A holding do MPLA tem neste momento como gestor máximo o dirigente do partido Mário António, membro do Bureau Político. Será ele o sacrificado caso José Eduardo dos Santos concretize a nomeação da filha à frente da GEFI.


De resto, a queda de Mário António tem condimentos de crónica anunciada desde que o líder do MPLA começou uma limpeza de balneários nos órgãos de direcção do partido, procurando adequá-los aos seus actuais interesses. Conhecido pela sua proximidade ao novo Presidente da República, João Lourenço, Mário António tinha praticamente os dias contados à frente frente do influente pelouro da Informação no secretariado do Bureau Político. E assim foi. Acabou por ser trocado pelo recém-chegado Norberto Garcia.


A Mário António coube chefiar os Assuntos Sociais, que em boa verdade é qualquer coisa como uma “despromoção” tácita. Mas a queda, pelos vistos, ainda não se consumou totalmente, tudo indicando que também pode vir a ser despojado da GEFI, naquela que seria a machadada final contra si.


Não é tudo. De acordo com os outlooks existentes, Isabel dos Santos também poderá assumir o controlo do sector da informação, conduzindo-se atrás de Norberto Garcia, que na realidade não passa de um pau-mandado de JES, a voz do dono. O líder do MPLA atribui enorme importância a área informativa como arma de arremesso contra o Executivo de JLo. Norberto Garcia tem lábia, mas pouco mais do que isto, numa área em que se exige mais proficiência técnica e científica. Isabel dos Santos não tem propriamente lastro científico, mas sempre tem os amigos expatriados portugueses nos quais confia e aos quais, indubitavelmente, recorrerá.

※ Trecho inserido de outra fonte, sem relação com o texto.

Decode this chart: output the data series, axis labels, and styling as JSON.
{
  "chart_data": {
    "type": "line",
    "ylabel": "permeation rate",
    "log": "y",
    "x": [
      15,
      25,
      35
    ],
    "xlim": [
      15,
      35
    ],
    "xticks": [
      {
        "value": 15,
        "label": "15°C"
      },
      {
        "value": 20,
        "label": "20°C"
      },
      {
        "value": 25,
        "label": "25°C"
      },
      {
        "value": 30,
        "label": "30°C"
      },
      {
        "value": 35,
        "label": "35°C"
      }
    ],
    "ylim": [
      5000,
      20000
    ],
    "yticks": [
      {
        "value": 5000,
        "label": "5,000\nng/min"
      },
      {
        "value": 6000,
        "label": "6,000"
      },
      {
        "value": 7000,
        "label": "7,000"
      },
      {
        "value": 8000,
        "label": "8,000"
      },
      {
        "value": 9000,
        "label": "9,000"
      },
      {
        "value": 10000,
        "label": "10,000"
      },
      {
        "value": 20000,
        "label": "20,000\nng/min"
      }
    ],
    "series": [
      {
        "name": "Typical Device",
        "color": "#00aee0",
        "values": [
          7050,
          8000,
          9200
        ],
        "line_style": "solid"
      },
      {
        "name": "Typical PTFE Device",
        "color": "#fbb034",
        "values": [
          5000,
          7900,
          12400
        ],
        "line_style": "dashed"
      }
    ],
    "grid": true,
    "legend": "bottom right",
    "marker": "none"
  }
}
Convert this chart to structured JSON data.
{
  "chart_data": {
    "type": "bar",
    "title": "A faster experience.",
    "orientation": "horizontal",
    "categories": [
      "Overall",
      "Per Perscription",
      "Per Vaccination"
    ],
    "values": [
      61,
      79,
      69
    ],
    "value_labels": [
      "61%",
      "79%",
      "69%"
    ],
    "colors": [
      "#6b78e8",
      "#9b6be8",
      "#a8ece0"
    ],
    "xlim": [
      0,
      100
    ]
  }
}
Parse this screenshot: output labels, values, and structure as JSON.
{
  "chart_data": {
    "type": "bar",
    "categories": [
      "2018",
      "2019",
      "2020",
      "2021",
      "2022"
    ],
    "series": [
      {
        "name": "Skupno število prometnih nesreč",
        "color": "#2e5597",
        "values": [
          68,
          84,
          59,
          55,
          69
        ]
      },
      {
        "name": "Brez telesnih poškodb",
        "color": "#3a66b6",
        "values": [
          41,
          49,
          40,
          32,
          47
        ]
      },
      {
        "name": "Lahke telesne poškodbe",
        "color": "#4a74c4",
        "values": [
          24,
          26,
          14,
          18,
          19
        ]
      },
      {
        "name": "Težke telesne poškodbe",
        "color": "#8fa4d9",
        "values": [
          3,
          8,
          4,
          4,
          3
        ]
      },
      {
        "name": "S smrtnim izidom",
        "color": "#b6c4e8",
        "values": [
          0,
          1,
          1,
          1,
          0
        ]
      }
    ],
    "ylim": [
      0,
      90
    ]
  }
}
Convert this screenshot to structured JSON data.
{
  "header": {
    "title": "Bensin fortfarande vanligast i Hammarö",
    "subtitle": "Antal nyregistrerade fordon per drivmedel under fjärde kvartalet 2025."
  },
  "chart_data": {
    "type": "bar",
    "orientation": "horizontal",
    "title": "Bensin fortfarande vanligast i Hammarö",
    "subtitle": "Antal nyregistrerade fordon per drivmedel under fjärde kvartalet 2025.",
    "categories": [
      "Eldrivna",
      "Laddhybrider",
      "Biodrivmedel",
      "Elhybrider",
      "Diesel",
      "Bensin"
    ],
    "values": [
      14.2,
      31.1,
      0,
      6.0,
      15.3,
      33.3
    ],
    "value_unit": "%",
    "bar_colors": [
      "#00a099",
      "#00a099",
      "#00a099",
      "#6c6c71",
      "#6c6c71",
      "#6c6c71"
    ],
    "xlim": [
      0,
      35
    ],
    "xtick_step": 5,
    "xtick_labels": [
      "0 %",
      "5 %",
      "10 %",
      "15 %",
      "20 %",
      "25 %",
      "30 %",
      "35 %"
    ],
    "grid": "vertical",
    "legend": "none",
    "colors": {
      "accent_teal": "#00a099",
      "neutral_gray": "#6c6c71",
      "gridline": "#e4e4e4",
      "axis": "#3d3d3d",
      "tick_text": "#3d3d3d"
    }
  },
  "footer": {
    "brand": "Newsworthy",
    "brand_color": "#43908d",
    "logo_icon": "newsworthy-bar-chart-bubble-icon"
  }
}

Mas este é o grande senão da chegada de Isabel dos Santos para reforçar os intentos do pai no MPLA. O problema, está visto, é que tudo isso levará ao risco da “portugalização” do maior partido do país, tal como aconteceu durante o período em que Isabel esteve à testa da Sonangol. É óbvio que atrelada a ela aterrará no “Kremlin” uma caterva de expatriados portugueses.


E à semelhança ainda do que sucedeu com a Sonangol, o maior risco associado à invasão lusitana seria novamente a exposição a estrangeiros de informação classificada e de carácter estratégico sobre o país que o MPLA certamente detém, na sua condição privilegiada de partido-Estado ao longo de todos estes anos.